The individual lncRNA variation between patients may be difficult to detect and of no significance, since random expression changes may occur in each patient. In our study, RNAs from each group were pooled together in the same sample, so that the individual differences among subjects are reduced. The aim of this study was to reveal the relationship between acute renal rejection and lncRNAs, expecting to draw the attention of additional research groups to this subject.

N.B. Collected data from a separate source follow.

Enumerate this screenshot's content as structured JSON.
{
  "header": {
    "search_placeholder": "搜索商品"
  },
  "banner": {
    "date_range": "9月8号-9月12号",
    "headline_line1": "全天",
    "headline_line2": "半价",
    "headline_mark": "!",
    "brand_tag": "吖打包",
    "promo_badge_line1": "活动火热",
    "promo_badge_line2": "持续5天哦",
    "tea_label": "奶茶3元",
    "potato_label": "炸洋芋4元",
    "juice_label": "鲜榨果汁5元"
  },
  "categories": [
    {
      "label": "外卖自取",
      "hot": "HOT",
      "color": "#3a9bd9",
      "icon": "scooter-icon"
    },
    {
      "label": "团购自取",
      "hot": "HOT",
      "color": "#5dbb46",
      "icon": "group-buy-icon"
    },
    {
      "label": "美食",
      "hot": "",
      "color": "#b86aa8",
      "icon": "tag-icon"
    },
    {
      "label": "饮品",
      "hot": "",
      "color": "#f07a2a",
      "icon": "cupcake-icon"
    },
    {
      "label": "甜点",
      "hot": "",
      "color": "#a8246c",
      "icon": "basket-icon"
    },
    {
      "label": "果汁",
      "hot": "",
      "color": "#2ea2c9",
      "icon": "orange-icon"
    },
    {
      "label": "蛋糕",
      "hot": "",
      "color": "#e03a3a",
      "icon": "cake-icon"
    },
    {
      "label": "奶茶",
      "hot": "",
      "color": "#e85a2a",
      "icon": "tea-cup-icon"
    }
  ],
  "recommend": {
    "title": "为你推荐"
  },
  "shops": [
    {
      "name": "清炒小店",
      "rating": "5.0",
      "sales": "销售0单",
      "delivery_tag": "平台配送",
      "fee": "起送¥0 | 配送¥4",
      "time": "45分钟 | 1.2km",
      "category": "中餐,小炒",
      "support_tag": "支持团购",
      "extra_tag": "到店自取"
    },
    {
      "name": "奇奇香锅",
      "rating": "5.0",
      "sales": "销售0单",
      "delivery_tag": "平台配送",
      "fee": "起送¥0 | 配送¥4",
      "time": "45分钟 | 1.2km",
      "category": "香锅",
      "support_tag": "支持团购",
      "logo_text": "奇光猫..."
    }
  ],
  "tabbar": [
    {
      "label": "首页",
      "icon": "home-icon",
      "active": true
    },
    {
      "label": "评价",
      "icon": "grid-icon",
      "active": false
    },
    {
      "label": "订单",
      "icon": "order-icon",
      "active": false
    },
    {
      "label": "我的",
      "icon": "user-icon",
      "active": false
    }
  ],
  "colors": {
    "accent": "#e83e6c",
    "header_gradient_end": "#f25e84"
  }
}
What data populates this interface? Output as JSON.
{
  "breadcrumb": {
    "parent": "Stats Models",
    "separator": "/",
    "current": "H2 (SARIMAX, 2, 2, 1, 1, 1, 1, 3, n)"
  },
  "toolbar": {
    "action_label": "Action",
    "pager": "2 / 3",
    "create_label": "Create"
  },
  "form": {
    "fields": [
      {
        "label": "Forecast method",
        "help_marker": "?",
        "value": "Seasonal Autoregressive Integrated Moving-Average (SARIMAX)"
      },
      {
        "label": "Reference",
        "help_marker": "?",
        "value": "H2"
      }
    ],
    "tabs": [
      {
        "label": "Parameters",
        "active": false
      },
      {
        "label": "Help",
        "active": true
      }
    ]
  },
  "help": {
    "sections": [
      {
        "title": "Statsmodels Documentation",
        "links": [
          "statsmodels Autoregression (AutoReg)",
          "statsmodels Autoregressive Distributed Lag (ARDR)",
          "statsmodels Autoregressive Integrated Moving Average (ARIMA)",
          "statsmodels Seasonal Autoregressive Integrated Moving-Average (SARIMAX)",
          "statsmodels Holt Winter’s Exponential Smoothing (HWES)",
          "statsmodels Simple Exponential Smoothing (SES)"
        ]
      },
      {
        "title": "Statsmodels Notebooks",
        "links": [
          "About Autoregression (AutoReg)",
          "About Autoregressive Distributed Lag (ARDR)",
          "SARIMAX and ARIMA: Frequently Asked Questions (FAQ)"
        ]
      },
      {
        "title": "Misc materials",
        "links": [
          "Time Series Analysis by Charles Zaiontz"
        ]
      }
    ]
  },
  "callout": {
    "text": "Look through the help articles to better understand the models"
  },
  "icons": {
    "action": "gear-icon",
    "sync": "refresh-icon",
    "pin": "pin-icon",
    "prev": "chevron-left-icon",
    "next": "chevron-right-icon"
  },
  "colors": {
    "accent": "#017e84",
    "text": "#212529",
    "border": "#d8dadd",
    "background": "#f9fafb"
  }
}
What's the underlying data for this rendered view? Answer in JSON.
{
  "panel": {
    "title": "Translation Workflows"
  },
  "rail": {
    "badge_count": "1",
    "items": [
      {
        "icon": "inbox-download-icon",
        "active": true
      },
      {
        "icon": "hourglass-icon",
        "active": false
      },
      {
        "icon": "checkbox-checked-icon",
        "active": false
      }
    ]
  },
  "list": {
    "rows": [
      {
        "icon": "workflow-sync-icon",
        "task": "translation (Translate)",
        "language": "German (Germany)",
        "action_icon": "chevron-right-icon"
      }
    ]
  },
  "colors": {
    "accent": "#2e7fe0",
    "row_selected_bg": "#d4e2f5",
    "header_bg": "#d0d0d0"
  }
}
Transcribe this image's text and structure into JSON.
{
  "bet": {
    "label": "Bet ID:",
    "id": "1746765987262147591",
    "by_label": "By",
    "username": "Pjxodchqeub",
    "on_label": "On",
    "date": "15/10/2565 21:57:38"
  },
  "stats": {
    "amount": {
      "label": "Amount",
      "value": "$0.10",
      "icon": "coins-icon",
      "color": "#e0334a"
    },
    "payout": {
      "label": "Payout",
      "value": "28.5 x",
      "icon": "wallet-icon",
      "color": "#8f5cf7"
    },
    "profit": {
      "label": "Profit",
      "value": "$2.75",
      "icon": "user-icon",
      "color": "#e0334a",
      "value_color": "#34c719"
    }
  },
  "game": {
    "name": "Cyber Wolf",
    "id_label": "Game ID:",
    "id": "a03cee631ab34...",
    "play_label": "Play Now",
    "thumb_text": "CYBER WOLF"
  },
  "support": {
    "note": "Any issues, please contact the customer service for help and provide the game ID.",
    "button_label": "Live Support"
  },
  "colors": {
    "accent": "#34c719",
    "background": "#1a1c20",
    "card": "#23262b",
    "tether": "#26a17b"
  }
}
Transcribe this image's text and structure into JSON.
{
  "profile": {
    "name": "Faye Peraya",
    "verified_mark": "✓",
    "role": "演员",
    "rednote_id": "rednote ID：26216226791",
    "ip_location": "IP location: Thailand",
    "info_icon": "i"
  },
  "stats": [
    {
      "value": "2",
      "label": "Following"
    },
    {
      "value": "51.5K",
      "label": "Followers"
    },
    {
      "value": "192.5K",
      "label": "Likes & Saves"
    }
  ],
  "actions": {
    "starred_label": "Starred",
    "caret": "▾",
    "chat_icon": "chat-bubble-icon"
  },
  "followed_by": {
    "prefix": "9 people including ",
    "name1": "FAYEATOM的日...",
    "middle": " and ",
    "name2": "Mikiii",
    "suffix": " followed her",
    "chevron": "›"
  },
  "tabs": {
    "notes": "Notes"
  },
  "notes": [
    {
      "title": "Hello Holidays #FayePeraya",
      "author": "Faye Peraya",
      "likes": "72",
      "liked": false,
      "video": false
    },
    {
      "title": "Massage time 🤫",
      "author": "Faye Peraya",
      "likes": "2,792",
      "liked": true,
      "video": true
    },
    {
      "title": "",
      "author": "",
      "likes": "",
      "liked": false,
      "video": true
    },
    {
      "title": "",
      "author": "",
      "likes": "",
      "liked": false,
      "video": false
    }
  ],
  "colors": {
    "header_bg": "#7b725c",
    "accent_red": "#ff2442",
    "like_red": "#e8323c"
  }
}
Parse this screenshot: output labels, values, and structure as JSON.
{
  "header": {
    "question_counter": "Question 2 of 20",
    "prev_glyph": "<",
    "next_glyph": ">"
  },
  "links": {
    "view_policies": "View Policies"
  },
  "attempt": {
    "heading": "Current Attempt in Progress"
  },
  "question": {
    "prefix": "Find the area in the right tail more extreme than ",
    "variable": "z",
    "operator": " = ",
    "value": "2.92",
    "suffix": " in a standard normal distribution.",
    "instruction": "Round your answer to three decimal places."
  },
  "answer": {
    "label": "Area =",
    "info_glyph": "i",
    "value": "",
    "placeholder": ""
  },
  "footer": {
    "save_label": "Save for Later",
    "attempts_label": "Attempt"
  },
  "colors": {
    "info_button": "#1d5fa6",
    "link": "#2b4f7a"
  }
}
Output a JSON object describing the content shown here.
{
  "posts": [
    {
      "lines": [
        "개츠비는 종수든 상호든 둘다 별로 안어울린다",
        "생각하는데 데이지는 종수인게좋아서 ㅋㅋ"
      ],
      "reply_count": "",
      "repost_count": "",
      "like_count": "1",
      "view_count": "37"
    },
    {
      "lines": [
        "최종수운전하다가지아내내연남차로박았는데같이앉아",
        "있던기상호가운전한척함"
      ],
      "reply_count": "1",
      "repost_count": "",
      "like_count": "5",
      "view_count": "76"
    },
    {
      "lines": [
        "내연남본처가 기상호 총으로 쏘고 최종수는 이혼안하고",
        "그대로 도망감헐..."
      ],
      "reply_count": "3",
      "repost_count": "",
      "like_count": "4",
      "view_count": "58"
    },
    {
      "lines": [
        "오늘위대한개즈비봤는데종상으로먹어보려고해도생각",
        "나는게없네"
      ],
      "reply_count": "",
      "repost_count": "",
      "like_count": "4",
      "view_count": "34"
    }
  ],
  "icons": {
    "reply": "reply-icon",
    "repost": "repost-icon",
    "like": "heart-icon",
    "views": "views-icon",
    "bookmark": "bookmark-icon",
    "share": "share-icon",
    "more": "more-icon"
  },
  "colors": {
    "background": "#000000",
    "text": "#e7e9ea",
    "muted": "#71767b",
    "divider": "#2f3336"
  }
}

In conclusion, we presented herein an analysis of lncRNA expression in control and acute rejection renal allograft biopsy samples using lncRNA microarrays. Our results indicate that certain lncRNAs show promising potential as diagnostic biomarkers and as factors involved in the pathogenesis of acute rejection. Nevertheless, it is important to note that the findings described in this study are merely a starting point for the understanding of roles that lncRNAs may play in acute renal transplant rejection. In this context, it is notable that the function of only a minority of lncRNAs is documented at present. Additional studies are needed to functionally characterize lncRNAs, including the ones identified in this study. The list of lncRNAs linked to acute rejection following renal transplantation may promote the identification of novel methods for the diagnosis, treatment and prevention of acute renal rejection, and further illuminate the mechanisms underlying the rejection of other solid organ transplants.
Acknowledgements
The authors thank the patients who participated in this study. The authors also thank Kang Chen Biotech for technical assistance. This study was supported by grants from the National Natural Science Foundation of China (no. 30972741) and the Guangxi Natural Science Foundation (no. 2012GXNSFD-A053017).